Don’t make a mess: season preview of opera and drama in Hanover | NDR.de – culture – music
Status: 20.05.2022 5:32 p.m
The coming season of the state theaters in Hanover offers an opulent program. At the Hanover Theater alone, 23 new productions are planned, including eleven premieres and world premieres.
An Italian Catholic deals with the original German Faust myth: The opera season in Hanover started with the romantic opera Mefistofele by Arrigo Boito and a large ensemble, including a children’s choir and an extra choir. It then continues like a fairy tale: Pinocchio’s adventures for the young, the operetta “The Circus Princess” from the 1920s and, last but not least, Dvořák’s Rusalka take up the motto of the season “Happiness and other promises”.
Debussy, Sibelius and Mahler in the programme
“We want to show how the theater can comfort people, how the theater can give people hope, that resonates in the program,” says director Laura Berman and adds: “And in harder times the concept of happiness becomes all the more important, then we learn appreciate the whole thing. Then we see how little we can actually be happy with and how important that is to us in society.”
It has great orchestral works – including Debussy, Sibelius and Mahler Lower Saxony State Orchestra in program. There is also contemporary music, a premiere by the Swedish composer Lisa Streich and a European premiere by the British composer Hannah Kendall. Stars such as Tomáš Hanusch and Mario Venzago as well as representatives of the younger generation such as Baldur Brönnimann and Hossein Pishkar will stand at the conductor’s podium. And the ballet of the Hanover State Opera has also invited the next generation.
Hamlet opens the season
Guillaume Hulot will create a premiere to the sounds of the Canadian Inuit Tanya Tagaq, says the famous ballet director, Christian Blossfeld, and adds: “This is a Corsican choreographer who has found his center of life here in Hanover, who also choreographs throughout Germany. And he does a premiere for us with the title ‘Milk’. It’s about the mother role and the relationship of every person to the mother and what effects or influences these can have on life.

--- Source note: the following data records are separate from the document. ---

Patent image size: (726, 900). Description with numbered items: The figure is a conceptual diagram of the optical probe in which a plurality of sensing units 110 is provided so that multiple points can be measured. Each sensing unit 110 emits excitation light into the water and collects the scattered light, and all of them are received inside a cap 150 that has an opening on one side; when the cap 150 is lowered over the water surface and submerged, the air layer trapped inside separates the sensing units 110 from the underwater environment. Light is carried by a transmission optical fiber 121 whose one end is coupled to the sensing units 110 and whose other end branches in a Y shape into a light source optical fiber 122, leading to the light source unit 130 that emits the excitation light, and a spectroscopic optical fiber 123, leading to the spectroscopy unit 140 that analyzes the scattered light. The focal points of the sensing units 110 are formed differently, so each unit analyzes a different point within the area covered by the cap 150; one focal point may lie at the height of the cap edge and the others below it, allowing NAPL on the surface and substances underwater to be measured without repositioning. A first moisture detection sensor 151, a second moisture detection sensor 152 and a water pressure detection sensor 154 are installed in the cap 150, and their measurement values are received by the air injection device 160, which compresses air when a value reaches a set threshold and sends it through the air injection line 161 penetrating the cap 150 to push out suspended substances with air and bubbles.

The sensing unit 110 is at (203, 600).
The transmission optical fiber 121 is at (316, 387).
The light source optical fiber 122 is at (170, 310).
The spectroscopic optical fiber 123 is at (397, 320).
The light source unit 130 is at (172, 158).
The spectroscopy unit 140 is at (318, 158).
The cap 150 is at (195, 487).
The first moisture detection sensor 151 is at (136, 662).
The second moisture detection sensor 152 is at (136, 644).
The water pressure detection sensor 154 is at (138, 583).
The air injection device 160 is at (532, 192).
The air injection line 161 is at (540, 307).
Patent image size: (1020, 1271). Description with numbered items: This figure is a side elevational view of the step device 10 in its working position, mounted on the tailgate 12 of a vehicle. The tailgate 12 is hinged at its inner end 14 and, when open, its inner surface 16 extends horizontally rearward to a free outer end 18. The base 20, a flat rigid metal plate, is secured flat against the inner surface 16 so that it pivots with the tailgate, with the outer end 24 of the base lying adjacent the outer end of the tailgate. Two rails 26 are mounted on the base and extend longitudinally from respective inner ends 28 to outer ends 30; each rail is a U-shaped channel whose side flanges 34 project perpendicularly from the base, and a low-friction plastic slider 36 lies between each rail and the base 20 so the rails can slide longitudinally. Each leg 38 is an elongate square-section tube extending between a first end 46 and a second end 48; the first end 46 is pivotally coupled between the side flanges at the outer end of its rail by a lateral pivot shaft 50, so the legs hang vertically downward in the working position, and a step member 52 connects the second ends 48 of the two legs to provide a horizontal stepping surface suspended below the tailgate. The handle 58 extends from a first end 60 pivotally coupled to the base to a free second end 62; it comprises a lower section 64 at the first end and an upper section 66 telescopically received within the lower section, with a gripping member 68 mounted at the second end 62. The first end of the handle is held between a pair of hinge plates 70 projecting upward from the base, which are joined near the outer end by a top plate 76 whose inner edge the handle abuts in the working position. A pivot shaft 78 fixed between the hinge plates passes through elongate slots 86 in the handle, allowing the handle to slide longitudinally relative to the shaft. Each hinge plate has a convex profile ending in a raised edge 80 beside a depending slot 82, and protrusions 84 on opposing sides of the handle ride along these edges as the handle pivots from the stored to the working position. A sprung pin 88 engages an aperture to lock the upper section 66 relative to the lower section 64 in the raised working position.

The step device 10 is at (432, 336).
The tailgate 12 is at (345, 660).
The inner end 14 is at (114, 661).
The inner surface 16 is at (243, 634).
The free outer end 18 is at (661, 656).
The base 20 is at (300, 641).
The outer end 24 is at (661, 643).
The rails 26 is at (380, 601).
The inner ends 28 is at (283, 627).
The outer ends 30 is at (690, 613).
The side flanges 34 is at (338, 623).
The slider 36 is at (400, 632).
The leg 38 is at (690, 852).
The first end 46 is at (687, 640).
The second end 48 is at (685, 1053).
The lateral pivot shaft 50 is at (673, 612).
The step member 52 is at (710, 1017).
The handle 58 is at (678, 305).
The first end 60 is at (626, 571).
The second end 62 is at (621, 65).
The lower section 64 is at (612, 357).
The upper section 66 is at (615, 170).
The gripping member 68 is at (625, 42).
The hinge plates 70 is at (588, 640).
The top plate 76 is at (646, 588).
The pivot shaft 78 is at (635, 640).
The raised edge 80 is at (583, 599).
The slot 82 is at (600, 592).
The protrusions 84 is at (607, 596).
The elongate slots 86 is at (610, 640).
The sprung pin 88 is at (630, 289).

Things get more political at the Hanover Theatre. Marie Bues stages Kevin Rittberger’s play “We are after the storm”, which questions our current way of life based on the climate crisis. Psychological violence is a theme in the adaptation of Thomas Vinterberg’s film Das Fest. The season will open with “Hamlet”, directed by Lisa Nielebock, who recently presented intensive spoken theater with “The Broken Jug”. Last but not least, the piece illuminates the question of violence through political and family constellations and is sadly topical again today.
Ukraine war topic here too
“Due to the invasion of Ukraine, this question of violence has become even more virulent,” says Nora Khuon, chief dramaturg at the Hanover Theatre, and continues: “So the question, how do we deal with violence? How do we get out of it Circle of violence? How do we find other ways of acting? That’s what concerns us, not the reproduction of violence, but the question: How do we face violence and how do we avoid and overcome it?”
For the family play “Mio, mein Mio”, Florian Fiedler, long-standing head of the Junges Schauspiel, returns to Hanover. And the choreographer Guy Weizman is staging again, this time in an intercultural performance dealing with the Occident and the Orient. Fairytale and political subjects – the program of the next season of the Hanover State Opera and Theater offers something for everyone.